Voorts is op grond van diezelfde feiten en omstandigheden genoegzaam
aannemelijk dat X ook nadien geestelijke gevolgen heeft ondervonden en zal
ondervinden. De toekomstige lichamelijke gevolgen met betrekking tot haar
linkerbeen en/of rug – zijn niet uit de processtukken af te leiden. Naar het
oordeel van de rechtbank moet het huidige lichamelijk en het huidige en
toekomstige geestelijk letsel van X als zeer ernstig worden beschouwd. Door
toedoen van Y heeft X buitengewoon traumatiserende ervaringen opgedaan, die
hebben geleid en zullen leiden tot een hoge mate van gederfde levensvreugde.
De rechtbank stelt deze schade naar redelijkheid en billijkheid vast op ƒ 85
000. De rechtbank merkt op dat bij de bepaling van de hoogte van de
immateriële schade geen rekening is gehouden met de vraag of X ook na
november 1994 rolstoelafhankelijk is en zal blijven, en zo ja, in welke mate.
De immateriële schade die dat feit tot gevolg heeft is niet aanstonds vast te
stellen zodat de rechtbank voor dat deel van de vordering zal verwijzen naar
de schadestaatprocedure.

4.11. Het voorgaande leidt tot de conclusie dat de rechtbank zal toewijzen
een bedrag van ƒ 85 000 terzake van immateriële schade onder aftrek van ƒ
5000 die reeds bij de uitspraak in kort geding is toegewezen.

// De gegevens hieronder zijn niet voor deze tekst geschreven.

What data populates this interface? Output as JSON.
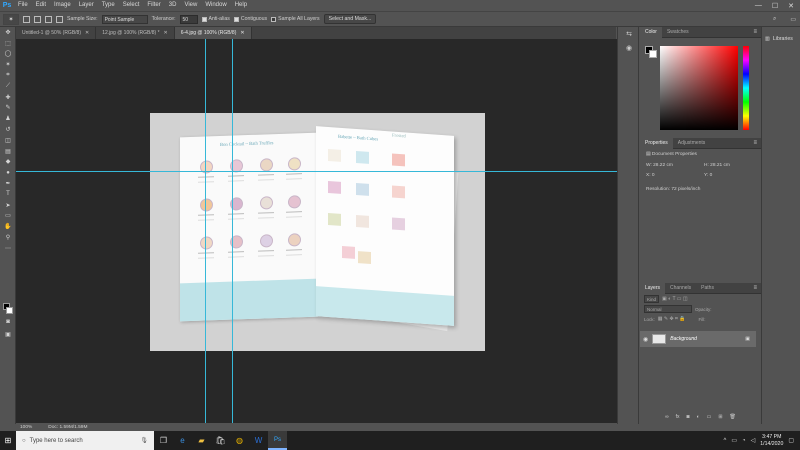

4.12. Y zal in het als de in het ongelijk gestelde partij worden verwezen in
de kosten van deze procedure. X heeft beslag gelegd, doch heeft niet
vergoeding van de kosten van het beslag gevorderd, zodat de rechtbank deze
kosten niet kan toewijzen. Daar (…) en toevoeging is verleend op basis van
de Wet Rechtsbijstand, zal de rechtbank toepassing geven aan artikel 57 b Rv
van het Wetboek van Burgerlijke Rechtsvordering (hierna: Rv).

5. Beslissing

De rechtbank:

5.1. verklaart voor recht dat Y onrechtmatig jegens X heeft gehandeld;

5.2. veroordeelt Y tot betaling aan X van een bedrag van ƒ 8406,63
(achtduizendvierhonderdzes gulden en drieënzestig cent) te vermeerderen met
de wettelijke rente vanaf 18 maart 1994 tot aan de dag der algehele
voldoening;

5.3. veroordeelt Y, tot betaling aan X van een bedrag van ƒ 80 000
(tachtigduizend gulden) vermeerderd met de wettelijke rente vanaf 18 maart
1994 tot aan de dag der voldoening;

5.4. veroordeelt Y tot vergoeding van de materiële schade op te maken bij
staat en vereffenen volgens de wet;

5.5. veroordeelt Y tot vergoeding van de immateriële schade, voorzover dat
betreft de geestelijke gevolgen van rolstoelafhankelijkheid in de toekomst,
op te maken bij staat en te vereffenen volgens de wet;

5.6 veroordeelt Y in de kosten van deze procedure aan de zijde van X
gevallen, tot op deze uitspraak begroot op ƒ 2602,97 aan verschotten en ƒ
3500 aan salaris van de procureur, op de voet van artikel 57b Rv te voldoen
aan de griffier van deze rechtbank;

5.7. verklaart de veroordelingen 5.2, 5.3, 5.4, 5.5 en 5.6 uitvoerbaar bij
voorraad;

5.8. wijst af het meer of anders gevorderde.